A western US company producing RNG by injecting biomass into coal seams is preparing a Series B and has a line of site to financing and contracting EPC for a series of projects in western coal fields.

Cowboy Clean Fuels, a Wyoming-based RNG producer, is preparing to launch a Series B to reach commercialization, CEO Ryan Waddington told ReSource.

CCF injects biomass feedstock like molasses into the coal seams of spent coal mines about 1,000 ft. below surface, relying on the endogenous microorganisms living in those seams to produce methane, Waddington said. Capex on projects is low, up to $6m each.

The company raised $10m in a Series A and will seek to raise that same amount for a Series B. The company has been assisted by Syren Capital Advisors.
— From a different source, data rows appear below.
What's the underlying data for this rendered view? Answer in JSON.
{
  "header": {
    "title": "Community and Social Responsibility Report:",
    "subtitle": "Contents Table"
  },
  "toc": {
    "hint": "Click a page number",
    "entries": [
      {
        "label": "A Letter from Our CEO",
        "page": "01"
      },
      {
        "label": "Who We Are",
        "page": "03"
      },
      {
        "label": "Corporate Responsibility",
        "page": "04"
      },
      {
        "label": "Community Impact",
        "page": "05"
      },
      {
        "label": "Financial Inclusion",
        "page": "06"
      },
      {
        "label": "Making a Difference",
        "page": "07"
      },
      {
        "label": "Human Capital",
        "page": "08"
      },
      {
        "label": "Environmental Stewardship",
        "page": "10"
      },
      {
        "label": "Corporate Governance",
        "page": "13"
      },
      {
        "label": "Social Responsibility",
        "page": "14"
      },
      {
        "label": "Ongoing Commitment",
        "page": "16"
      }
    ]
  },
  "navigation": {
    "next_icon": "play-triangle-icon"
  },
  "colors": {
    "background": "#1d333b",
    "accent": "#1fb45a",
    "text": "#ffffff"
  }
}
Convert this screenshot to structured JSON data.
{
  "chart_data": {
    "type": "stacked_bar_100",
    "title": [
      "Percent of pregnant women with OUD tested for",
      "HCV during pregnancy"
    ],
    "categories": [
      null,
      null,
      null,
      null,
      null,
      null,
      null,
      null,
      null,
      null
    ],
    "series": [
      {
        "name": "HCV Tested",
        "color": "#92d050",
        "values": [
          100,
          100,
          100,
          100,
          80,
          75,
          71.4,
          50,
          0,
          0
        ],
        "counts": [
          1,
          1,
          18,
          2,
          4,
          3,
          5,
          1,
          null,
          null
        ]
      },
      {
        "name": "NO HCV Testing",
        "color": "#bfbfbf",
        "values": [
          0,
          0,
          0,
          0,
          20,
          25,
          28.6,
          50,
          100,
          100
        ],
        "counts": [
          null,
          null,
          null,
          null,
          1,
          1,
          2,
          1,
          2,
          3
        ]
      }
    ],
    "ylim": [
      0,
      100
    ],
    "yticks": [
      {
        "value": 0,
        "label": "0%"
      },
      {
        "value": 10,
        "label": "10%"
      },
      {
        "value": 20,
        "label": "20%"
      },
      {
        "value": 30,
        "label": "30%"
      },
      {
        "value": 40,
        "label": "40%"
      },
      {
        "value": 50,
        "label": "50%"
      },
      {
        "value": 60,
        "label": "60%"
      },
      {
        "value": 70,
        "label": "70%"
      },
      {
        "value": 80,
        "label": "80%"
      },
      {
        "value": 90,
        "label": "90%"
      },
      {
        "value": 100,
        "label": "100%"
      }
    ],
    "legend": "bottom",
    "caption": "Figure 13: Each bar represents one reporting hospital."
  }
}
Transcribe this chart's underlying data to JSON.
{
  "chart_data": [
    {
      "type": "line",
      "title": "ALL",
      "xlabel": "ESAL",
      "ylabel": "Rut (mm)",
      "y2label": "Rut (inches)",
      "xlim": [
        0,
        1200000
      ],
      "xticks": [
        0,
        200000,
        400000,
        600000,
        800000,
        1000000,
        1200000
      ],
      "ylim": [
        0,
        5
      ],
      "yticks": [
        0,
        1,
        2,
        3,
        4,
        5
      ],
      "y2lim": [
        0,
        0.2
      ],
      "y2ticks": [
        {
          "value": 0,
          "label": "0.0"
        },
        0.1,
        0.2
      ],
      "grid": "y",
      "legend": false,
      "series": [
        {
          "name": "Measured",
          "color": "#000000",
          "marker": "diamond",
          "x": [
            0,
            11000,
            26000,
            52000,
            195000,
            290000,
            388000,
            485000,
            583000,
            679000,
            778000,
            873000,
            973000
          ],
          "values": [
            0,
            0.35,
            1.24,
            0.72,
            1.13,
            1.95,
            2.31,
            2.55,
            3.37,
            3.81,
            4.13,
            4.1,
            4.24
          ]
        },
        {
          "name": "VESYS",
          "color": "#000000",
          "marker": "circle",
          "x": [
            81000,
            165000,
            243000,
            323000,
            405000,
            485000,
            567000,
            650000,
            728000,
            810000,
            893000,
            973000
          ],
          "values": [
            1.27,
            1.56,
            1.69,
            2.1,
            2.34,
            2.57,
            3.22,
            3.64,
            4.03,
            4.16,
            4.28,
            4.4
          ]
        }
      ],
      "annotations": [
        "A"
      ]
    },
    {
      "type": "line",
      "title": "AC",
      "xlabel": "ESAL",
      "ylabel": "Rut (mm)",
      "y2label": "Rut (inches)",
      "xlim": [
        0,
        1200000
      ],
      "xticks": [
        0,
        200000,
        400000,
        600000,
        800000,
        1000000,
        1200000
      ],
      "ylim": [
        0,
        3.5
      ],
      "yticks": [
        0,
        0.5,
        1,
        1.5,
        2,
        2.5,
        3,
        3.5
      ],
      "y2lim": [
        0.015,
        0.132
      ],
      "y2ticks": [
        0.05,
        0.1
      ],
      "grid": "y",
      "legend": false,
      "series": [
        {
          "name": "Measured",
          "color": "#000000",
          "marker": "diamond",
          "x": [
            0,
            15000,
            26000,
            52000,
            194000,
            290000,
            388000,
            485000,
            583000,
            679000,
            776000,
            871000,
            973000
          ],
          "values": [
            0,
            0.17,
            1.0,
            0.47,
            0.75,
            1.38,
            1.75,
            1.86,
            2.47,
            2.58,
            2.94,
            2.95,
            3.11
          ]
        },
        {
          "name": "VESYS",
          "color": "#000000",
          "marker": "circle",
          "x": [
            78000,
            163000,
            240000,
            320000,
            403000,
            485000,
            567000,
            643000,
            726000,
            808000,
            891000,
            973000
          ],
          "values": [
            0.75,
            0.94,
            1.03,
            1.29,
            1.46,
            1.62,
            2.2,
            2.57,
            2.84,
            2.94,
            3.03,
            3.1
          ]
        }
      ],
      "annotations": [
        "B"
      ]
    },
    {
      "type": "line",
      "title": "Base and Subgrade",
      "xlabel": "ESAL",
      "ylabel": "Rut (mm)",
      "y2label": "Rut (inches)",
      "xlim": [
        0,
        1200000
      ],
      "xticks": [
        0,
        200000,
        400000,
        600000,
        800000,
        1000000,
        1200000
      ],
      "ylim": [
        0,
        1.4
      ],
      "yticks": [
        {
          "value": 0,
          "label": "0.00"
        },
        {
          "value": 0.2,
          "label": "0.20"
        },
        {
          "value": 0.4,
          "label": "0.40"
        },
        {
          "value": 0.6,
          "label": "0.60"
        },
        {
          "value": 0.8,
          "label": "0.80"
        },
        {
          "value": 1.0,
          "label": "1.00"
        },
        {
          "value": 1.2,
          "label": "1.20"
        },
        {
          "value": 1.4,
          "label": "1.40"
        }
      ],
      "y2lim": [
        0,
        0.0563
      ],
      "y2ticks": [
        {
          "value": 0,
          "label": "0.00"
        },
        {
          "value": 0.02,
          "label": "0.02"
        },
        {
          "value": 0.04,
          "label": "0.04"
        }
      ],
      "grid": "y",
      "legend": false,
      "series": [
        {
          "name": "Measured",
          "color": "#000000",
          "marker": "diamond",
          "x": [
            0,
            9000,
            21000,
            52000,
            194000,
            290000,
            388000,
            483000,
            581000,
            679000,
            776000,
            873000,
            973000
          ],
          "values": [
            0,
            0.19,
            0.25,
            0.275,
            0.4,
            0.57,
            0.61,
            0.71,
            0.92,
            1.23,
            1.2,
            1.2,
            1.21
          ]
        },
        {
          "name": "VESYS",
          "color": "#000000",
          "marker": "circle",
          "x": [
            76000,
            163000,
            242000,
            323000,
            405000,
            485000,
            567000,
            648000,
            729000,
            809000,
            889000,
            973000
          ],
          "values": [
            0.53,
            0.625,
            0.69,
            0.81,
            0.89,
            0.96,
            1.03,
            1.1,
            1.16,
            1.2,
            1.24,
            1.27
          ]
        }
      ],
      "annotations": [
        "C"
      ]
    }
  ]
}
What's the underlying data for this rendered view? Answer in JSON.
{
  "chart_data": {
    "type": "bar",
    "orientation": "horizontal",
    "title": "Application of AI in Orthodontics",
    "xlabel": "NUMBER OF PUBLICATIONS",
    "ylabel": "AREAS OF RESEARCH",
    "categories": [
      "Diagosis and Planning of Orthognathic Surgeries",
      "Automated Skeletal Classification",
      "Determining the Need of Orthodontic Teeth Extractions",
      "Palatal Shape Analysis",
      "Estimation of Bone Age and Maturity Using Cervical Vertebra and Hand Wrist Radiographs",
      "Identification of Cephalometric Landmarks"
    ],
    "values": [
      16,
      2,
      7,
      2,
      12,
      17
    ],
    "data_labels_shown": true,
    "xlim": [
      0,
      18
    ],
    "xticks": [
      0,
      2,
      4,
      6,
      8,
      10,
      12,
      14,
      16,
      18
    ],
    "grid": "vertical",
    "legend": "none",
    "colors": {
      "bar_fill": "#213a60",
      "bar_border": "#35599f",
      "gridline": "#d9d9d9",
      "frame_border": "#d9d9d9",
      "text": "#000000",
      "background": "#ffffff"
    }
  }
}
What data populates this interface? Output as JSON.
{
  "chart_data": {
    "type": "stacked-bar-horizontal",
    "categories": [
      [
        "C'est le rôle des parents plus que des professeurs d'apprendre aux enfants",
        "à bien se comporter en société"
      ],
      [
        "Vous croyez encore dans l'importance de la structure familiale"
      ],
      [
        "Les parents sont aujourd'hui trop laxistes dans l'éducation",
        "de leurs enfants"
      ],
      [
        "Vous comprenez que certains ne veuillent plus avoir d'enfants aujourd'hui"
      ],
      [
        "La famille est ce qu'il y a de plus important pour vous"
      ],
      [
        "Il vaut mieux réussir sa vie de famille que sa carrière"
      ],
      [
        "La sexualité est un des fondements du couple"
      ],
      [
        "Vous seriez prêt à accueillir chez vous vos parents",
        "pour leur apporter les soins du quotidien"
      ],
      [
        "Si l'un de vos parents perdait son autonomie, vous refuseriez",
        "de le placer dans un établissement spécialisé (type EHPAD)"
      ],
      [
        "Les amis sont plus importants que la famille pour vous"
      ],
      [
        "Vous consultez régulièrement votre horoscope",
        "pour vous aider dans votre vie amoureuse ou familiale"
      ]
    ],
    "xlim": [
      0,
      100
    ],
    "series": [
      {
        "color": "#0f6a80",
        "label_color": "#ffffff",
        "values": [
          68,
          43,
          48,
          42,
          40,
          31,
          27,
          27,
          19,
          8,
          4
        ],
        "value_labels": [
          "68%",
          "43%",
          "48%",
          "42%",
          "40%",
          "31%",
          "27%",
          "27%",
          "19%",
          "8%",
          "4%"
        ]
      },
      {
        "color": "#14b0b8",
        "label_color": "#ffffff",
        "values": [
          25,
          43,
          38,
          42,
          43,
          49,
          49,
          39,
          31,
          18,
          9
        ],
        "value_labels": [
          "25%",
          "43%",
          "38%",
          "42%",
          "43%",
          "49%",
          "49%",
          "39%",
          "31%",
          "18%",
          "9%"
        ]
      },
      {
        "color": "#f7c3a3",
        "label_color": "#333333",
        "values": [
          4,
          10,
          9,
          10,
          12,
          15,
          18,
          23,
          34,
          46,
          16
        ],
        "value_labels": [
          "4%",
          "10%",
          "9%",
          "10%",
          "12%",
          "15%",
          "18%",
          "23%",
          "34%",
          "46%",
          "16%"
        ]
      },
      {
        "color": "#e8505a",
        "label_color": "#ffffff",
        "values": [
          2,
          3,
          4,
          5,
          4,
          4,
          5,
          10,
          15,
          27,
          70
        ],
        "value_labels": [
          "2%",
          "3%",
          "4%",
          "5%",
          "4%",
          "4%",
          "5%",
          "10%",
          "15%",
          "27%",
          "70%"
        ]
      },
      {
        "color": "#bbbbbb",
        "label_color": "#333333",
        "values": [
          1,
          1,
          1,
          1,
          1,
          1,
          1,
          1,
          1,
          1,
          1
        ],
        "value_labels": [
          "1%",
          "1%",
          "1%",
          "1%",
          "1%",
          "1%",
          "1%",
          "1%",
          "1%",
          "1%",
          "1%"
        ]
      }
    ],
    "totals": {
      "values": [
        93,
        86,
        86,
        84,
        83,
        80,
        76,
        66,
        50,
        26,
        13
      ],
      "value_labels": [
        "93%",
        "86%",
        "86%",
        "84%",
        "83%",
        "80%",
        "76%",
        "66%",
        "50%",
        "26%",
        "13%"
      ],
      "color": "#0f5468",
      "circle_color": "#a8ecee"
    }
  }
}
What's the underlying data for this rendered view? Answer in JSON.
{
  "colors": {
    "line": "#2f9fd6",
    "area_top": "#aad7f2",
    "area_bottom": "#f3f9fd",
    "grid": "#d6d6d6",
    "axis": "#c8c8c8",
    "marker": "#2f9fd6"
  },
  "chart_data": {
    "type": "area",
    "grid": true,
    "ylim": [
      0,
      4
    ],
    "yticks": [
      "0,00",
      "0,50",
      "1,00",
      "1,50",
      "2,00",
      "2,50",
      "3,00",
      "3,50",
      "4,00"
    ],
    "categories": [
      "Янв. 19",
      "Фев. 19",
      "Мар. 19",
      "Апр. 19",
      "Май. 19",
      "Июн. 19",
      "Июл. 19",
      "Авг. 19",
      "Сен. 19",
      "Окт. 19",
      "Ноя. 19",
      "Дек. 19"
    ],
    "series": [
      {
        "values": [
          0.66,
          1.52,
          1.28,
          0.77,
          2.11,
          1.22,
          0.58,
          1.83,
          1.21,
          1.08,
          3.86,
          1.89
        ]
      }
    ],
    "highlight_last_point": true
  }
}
Projects are set up as separate entities under the parent, Waddington said. Six projects, each ranging from 70 to 300 wells, are in the company’s pipeline now in the Powder River Basin of Wyoming and Montana.

“We can replicate this 1,000 times,” Waddington said of the immense number of available wells in the region, which can be acquired cheaply. Additional growth could come in the San Juan region of New Mexico, where coal capacity is being retired quickly.

The fuels could be sold as renewable diesel into markets with incentives, like California’s LCFS, Waddington said. The renewable fuel is significantly (10X) more expensive than natural gas produced as a by-product of oil production. But, CCF is not looking to participate in the LCFS program or the EPA-run RFS program.

“The voluntary market for RNG has really taken off,” he said. A contract for renewable diesel offtake is pending with a Wyoming-based oil and gas company looking to lower its CI score.

CCF’s projects are much larger than a typical RNG project, Waddington said; the first project will produce at some 700 cfpy and include 185 tons of CCS. CCF is looking for EPC providers now.

The executive team of CCF has a minority position of the company, Waddington said. The founders and the management team together have a majority position.

The company’s first 139-well project in Wyoming is awaiting final approval from the federal Bureau of Land Management.

CCF is primarily VC-backed to date. The company received approximately $7.8m through the Energy Matching Funds program of the Wyoming Energy Authority early this year.